Intrinsiqq's two-stage DCF estimates an intrinsic value of about NOK 9.46 per share for PHO.XOSL, projecting its recent free cash flow forward with a growth rate that fades toward a long-run rate and discounting it back to today. Applying a 25% margin of safety gives a more conservative fair-value entry around NOK 7.10. At today's NOK 57.95, that puts the stock about 83.7% above estimated intrinsic value. The result is sensitive to the growth and discount-rate inputs, so it is best to run conservative, base and optimistic cases. You can adjust all of them yourself with the sliders on the DCF tab.
Photocure ASA scores 63 out of 100 on Intrinsiqq's quality score, a weighted blend of 8 metrics each scored 0 to 100, which makes it a solid business on these measures. Recent fundamentals include a 18.7% operating margin and a -0.1% return on invested capital. The score weighs revenue and free-cash-flow growth, operating margins, return on invested capital, share-count change, and balance-sheet strength, all computed from SEC filings, not opinion. Because valuation only means something relative to quality, the full metric-by-metric breakdown is on the quality scorecard.

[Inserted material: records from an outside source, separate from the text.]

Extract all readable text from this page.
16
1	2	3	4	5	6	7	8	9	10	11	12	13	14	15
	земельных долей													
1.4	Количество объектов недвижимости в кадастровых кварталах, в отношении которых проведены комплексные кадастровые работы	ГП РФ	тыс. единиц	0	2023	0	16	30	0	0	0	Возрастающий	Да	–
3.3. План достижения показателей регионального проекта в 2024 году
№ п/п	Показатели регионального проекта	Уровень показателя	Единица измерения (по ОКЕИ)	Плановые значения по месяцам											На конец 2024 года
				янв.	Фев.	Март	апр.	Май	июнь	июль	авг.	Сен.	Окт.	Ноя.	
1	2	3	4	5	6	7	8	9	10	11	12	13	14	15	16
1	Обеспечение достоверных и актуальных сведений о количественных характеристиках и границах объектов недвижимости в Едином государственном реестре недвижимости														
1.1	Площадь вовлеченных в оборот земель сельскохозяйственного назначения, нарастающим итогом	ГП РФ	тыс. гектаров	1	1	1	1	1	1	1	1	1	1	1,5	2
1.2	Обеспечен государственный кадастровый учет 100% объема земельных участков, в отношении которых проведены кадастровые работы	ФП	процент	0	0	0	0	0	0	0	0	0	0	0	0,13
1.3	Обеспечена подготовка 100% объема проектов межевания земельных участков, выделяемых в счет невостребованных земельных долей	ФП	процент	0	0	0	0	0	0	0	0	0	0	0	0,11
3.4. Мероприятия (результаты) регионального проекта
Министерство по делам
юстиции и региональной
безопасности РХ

That depends on valuation and quality together, not either alone. PHO.XOSL currently trades above its estimated intrinsic value and scores 63/100 on quality (solid). A cheap price is only a bargain if the business is durable, and a premium can be justified by genuine quality, so the two questions, "is it cheap?" and "is it good?", only make sense side by side. Read the valuation against the quality scorecard, run the DCF on your own assumptions, and decide for yourself. This is analysis from SEC filings, not investment advice.